I admit to being behind in such matters, but I was totally unaware of a connection between fen-phen and priest abuse. In fact I wasn’t aware priest were being abused. You can check out what they really meant here.

Writing Right

Tuesday, March 9th, 2010

The KNOW: The Magazine for Paralegals LinkedIn discussion forum includes a post by Kathy DiLorenzo,  Vice President, Business Development at MyLegal.com, entitled “Why it’s Important to Write Right in the Legal Profession” with a link to an article “Why it’s Important to Write Right in the Legal Profession – And 5 Common Writing Pitfalls to Avoid” by Brenda Bernstein.

Several posts here discuss how important it is for a professional paralegal to write correctly – using proper grammar, punctuation, capitalization, and the like. There is an category cataloguing the “Consequences of Sloppiness.” However, I do not give instruction on how to write correctly in this blog.
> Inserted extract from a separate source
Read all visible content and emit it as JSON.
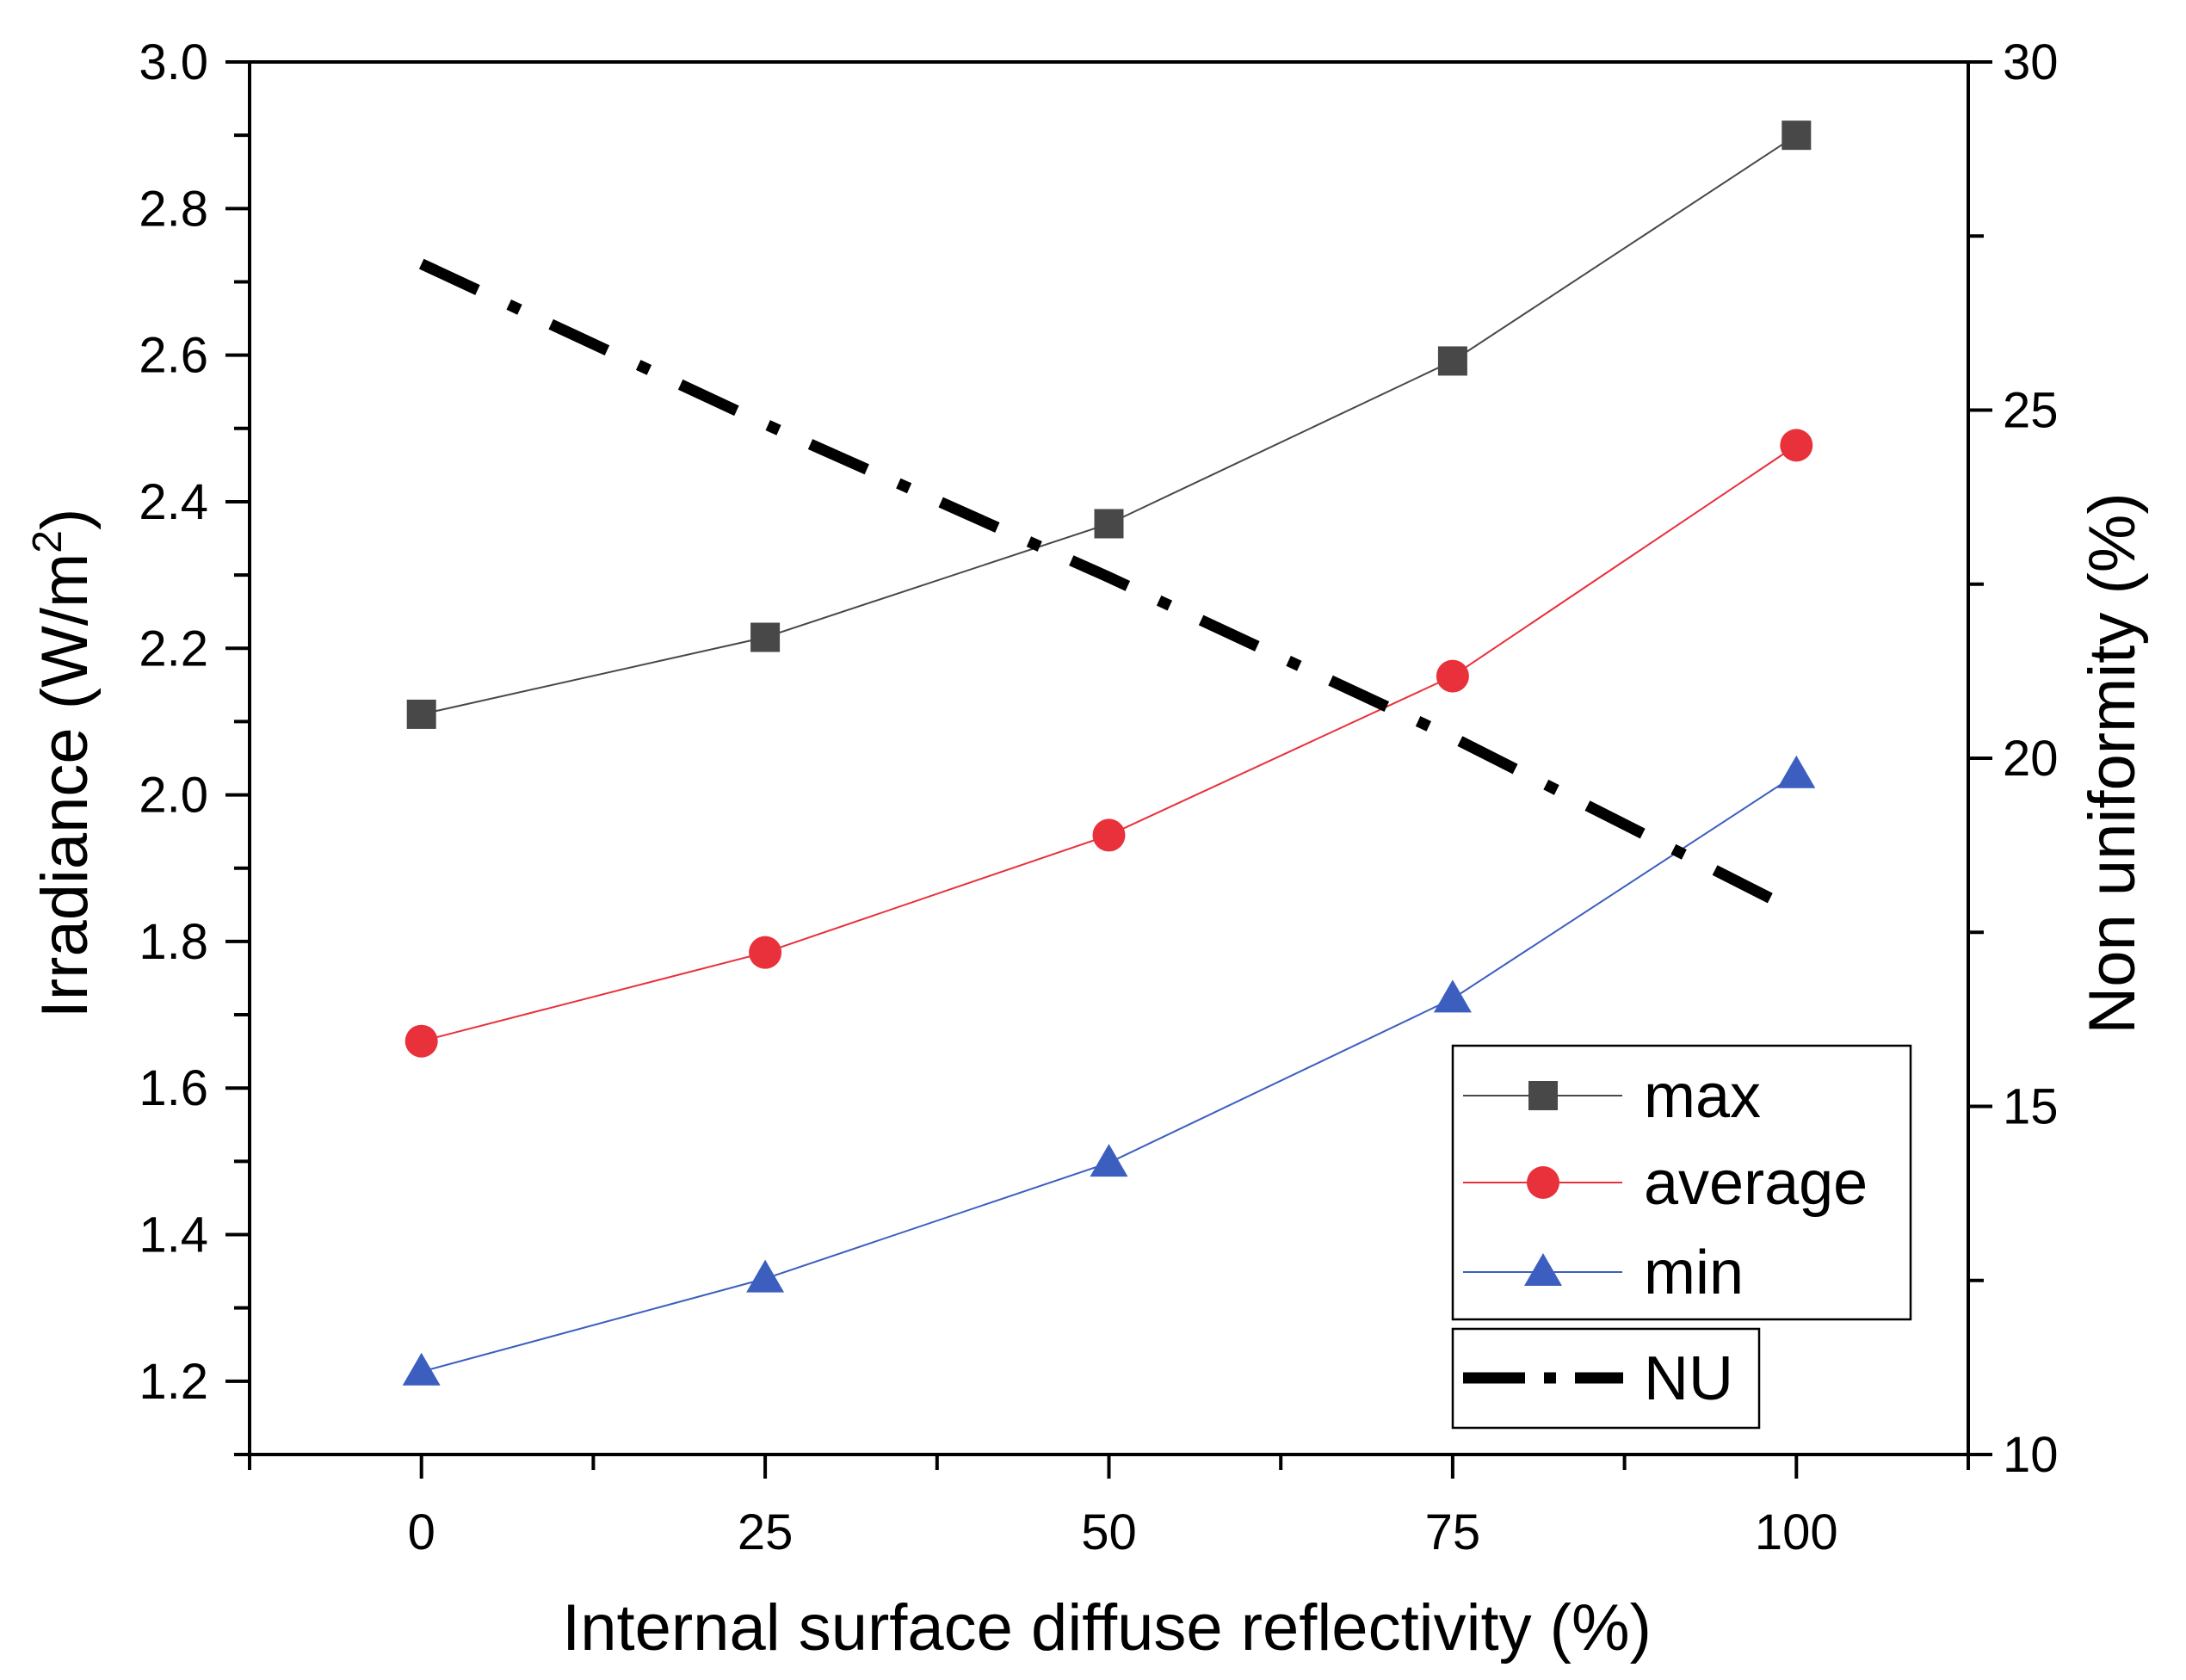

Instead I have counted on Grammar Girl’s Quick and Dirty Tips Check out both the website and the podcasts. Both have been quite helpful to those of my students who spend even a small amount of time with either of them.
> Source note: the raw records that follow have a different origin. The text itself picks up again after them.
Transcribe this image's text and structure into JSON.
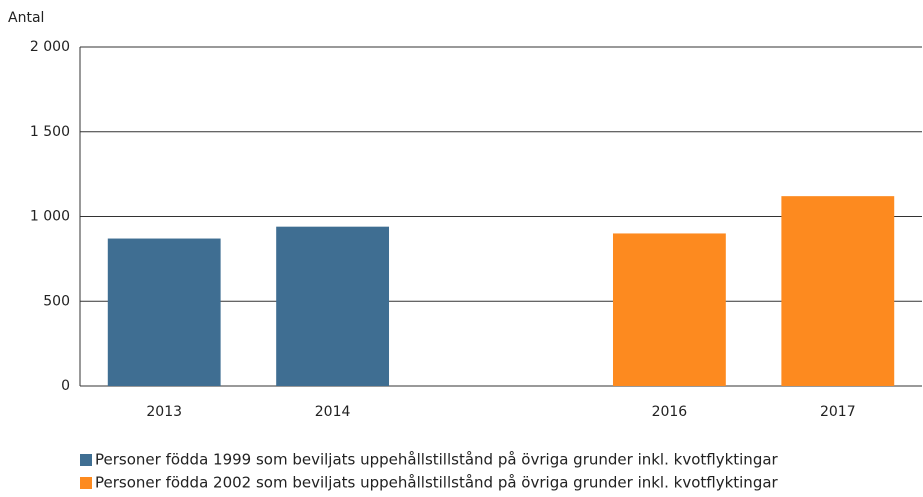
{
  "chart_data": {
    "type": "bar",
    "y_label": "Antal",
    "categories": [
      "2013",
      "2014",
      null,
      "2016",
      "2017"
    ],
    "series": [
      {
        "name": "Personer födda 1999 som beviljats uppehållstillstånd på övriga grunder inkl. kvotflyktingar",
        "color": "#3f6e92",
        "values": [
          870,
          940,
          null,
          null,
          null
        ]
      },
      {
        "name": "Personer födda 2002 som beviljats uppehållstillstånd på övriga grunder inkl. kvotflyktingar",
        "color": "#fd8a1f",
        "values": [
          null,
          null,
          null,
          900,
          1120
        ]
      }
    ],
    "ylim": [
      0,
      2000
    ],
    "yticks": [
      0,
      500,
      {
        "value": 1000,
        "label": "1 000"
      },
      {
        "value": 1500,
        "label": "1 500"
      },
      {
        "value": 2000,
        "label": "2 000"
      }
    ],
    "grid": true
  }
}
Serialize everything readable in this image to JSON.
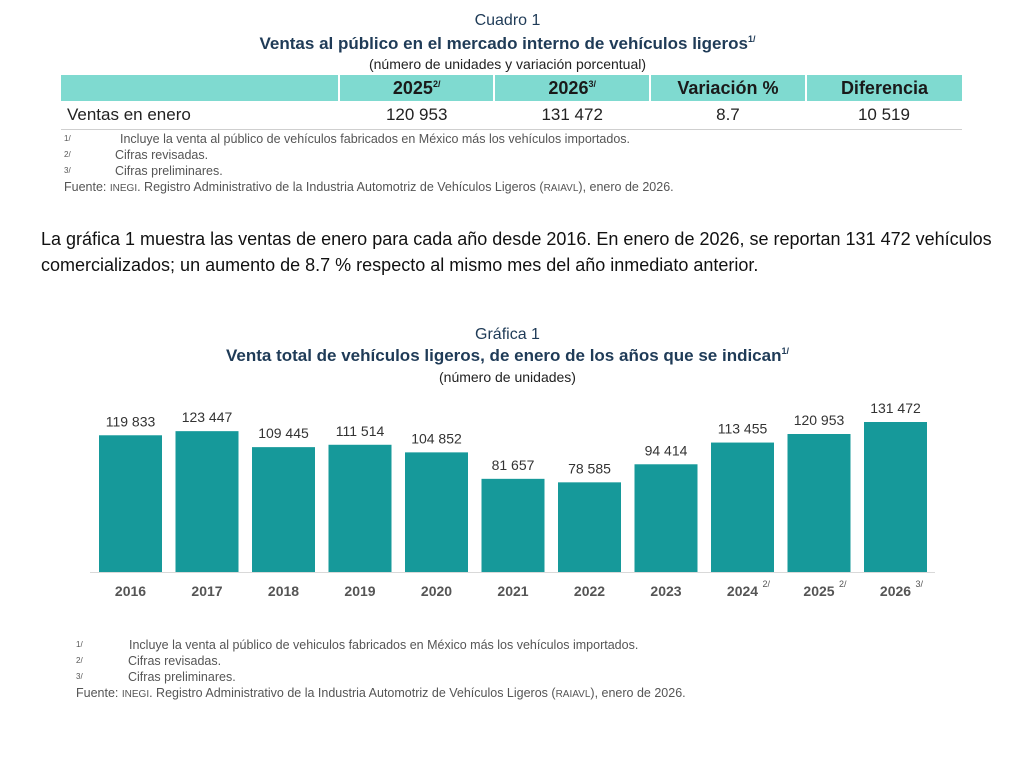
{
  "cuadro": {
    "label": "Cuadro 1",
    "title": "Ventas al público en el mercado interno de vehículos ligeros",
    "title_note": "1/",
    "subtitle": "(número de unidades y variación porcentual)",
    "header_color": "#7fdad0",
    "columns": [
      {
        "label": "",
        "note": ""
      },
      {
        "label": "2025",
        "note": "2/"
      },
      {
        "label": "2026",
        "note": "3/"
      },
      {
        "label": "Variación %",
        "note": ""
      },
      {
        "label": "Diferencia",
        "note": ""
      }
    ],
    "rows": [
      {
        "label": "Ventas en enero",
        "values": [
          "120 953",
          "131 472",
          "8.7",
          "10 519"
        ]
      }
    ],
    "notes": [
      {
        "mark": "1/",
        "text": "Incluye la venta al público de vehículos fabricados en México más los vehículos importados."
      },
      {
        "mark": "2/",
        "text": "Cifras revisadas."
      },
      {
        "mark": "3/",
        "text": "Cifras preliminares."
      }
    ],
    "source": {
      "prefix": "Fuente: ",
      "inegi": "INEGI",
      "mid": ". Registro Administrativo de la Industria Automotriz de Vehículos Ligeros (",
      "abbr": "RAIAVL",
      "suffix": "), enero de 2026."
    }
  },
  "paragraph": "La gráfica 1 muestra las ventas de enero para cada año desde 2016. En enero de 2026, se reportan 131 472 vehículos comercializados; un aumento de 8.7 % respecto al mismo mes del año inmediato anterior.",
  "grafica": {
    "label": "Gráfica 1",
    "title": "Venta total de vehículos ligeros, de enero de los años que se indican",
    "title_note": "1/",
    "subtitle": "(número de unidades)",
    "notes": [
      {
        "mark": "1/",
        "text": "Incluye la venta al público de vehiculos fabricados en México más los vehículos importados."
      },
      {
        "mark": "2/",
        "text": "Cifras revisadas."
      },
      {
        "mark": "3/",
        "text": "Cifras preliminares."
      }
    ],
    "source": {
      "prefix": "Fuente: ",
      "inegi": "INEGI",
      "mid": ". Registro Administrativo de la Industria Automotriz de Vehículos Ligeros (",
      "abbr": "RAIAVL",
      "suffix": "), enero de 2026."
    }
  },
  "chart_data": {
    "type": "bar",
    "title": "Venta total de vehículos ligeros, de enero de los años que se indican",
    "subtitle": "(número de unidades)",
    "xlabel": "",
    "ylabel": "",
    "categories": [
      "2016",
      "2017",
      "2018",
      "2019",
      "2020",
      "2021",
      "2022",
      "2023",
      "2024",
      "2025",
      "2026"
    ],
    "category_notes": [
      "",
      "",
      "",
      "",
      "",
      "",
      "",
      "",
      "2/",
      "2/",
      "3/"
    ],
    "values": [
      119833,
      123447,
      109445,
      111514,
      104852,
      81657,
      78585,
      94414,
      113455,
      120953,
      131472
    ],
    "value_labels": [
      "119 833",
      "123 447",
      "109 445",
      "111 514",
      "104 852",
      "81 657",
      "78 585",
      "94 414",
      "113 455",
      "120 953",
      "131 472"
    ],
    "ylim": [
      0,
      131472
    ],
    "grid": false,
    "legend": "none",
    "bar_color": "#16999a"
  }
}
This is my first experience with Barbara’s advice, but in this article she does address some of the most common problems I experience when reading student work and legal documents produced be some very good law offices:

Past or Present – use of the wrong verb tense
Example or Complete List – use of “i.e.” and “e.g.”
Law or Liberty – confusing statute with statue
Proper Punctuation: Periods and Commas Inside Quotation Marks
Proper Punctuation: Apostrophes

Barbara presents this addition to the Consequences of Sloppiness:

In a famous case in England, a traffic ticket was thrown out because it was issued for illegal “stoping” instead of “stopping”; the alleged perpetrator had conducted no mining activities (“stoping” is a mining term) and so was found not guilty. I bet that police officer never issued another “stoping” ticket.
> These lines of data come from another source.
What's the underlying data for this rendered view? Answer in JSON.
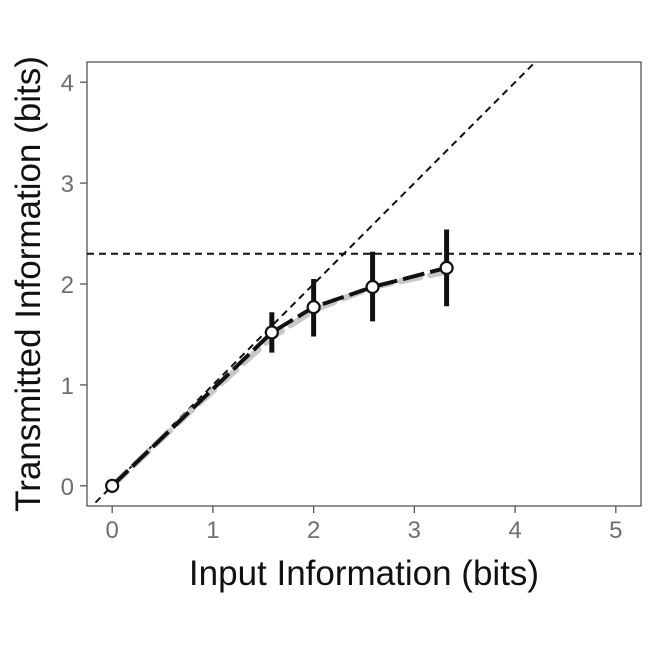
{
  "chart_data": {
    "type": "line",
    "title": "",
    "xlabel": "Input Information (bits)",
    "ylabel": "Transmitted Information (bits)",
    "xlim": [
      -0.25,
      5.25
    ],
    "ylim": [
      -0.2,
      4.2
    ],
    "xticks": [
      0,
      1,
      2,
      3,
      4,
      5
    ],
    "yticks": [
      0,
      1,
      2,
      3,
      4
    ],
    "grid": false,
    "series": [
      {
        "style": "solid black with white-filled circle markers and error bars",
        "x": [
          0,
          1.585,
          2,
          2.585,
          3.32
        ],
        "y": [
          0,
          1.52,
          1.77,
          1.97,
          2.16
        ],
        "error_low": [
          0,
          1.32,
          1.48,
          1.63,
          1.78
        ],
        "error_high": [
          0,
          1.72,
          2.05,
          2.32,
          2.54
        ]
      },
      {
        "style": "light gray dashed fit curve",
        "x": [
          0,
          0.8,
          1.585,
          2,
          2.585,
          3.32
        ],
        "y": [
          0,
          0.76,
          1.47,
          1.74,
          1.97,
          2.12
        ]
      }
    ],
    "reference_lines": [
      {
        "kind": "diagonal",
        "slope": 1,
        "intercept": 0,
        "style": "black dashed"
      },
      {
        "kind": "horizontal",
        "y": 2.3,
        "style": "black dashed"
      }
    ],
    "colors": {
      "axis": "#555555",
      "line": "#111111",
      "fit": "#c8c8c8",
      "tick_label": "#6f6f6f"
    }
  }
}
Barbara also offers to help:

There are multiple ways to make writing errors in legal documents, and I have only covered a few. My most important advice is to proofread and proofread again! Get a second pair of eyes to check your work. If you have grammar questions you want answered, I will answer them to the best of my ability in the comments section of this blog. I look forward to hearing from you…

I suggest we all take her up on her offer. I know I will.

Judge Hit by Emoticon!!!!

Tuesday, February 2nd, 2010

That isn’t even close to true and I’m surprised you bought into it. However, it will, I hope, draw some attention to this follow-up to my post on an attorney’s advice for using emoticons, or email in general, for communication. This time the advice is from a judge. As reported by ABAJournal

Judge Gerald Lebovits has some opinions about the propriety of exclamation points and emoticons in e-mails.

Basically you should “Lose the emoticons. They don’t convey meaning in a professional setting.It is always nice to see a judge, even if he is not on the Supreme Court, agree with me. He expresses those opinions in 60 foot notes in an article first published in the New York State Bar Association Journal! The footnotes also discuss the use of exclamation points!!

• Exclamation points have their place. They can show enthusiasm and human warmth. Writing “Congratulations!” is expressive, while “Congratulations” may sound apathetic or sarcastic. But don’t use exclamation points after expressing a negative emotion—it’s the same as throwing a tantrum.

You can find the full NYBA Journal article here.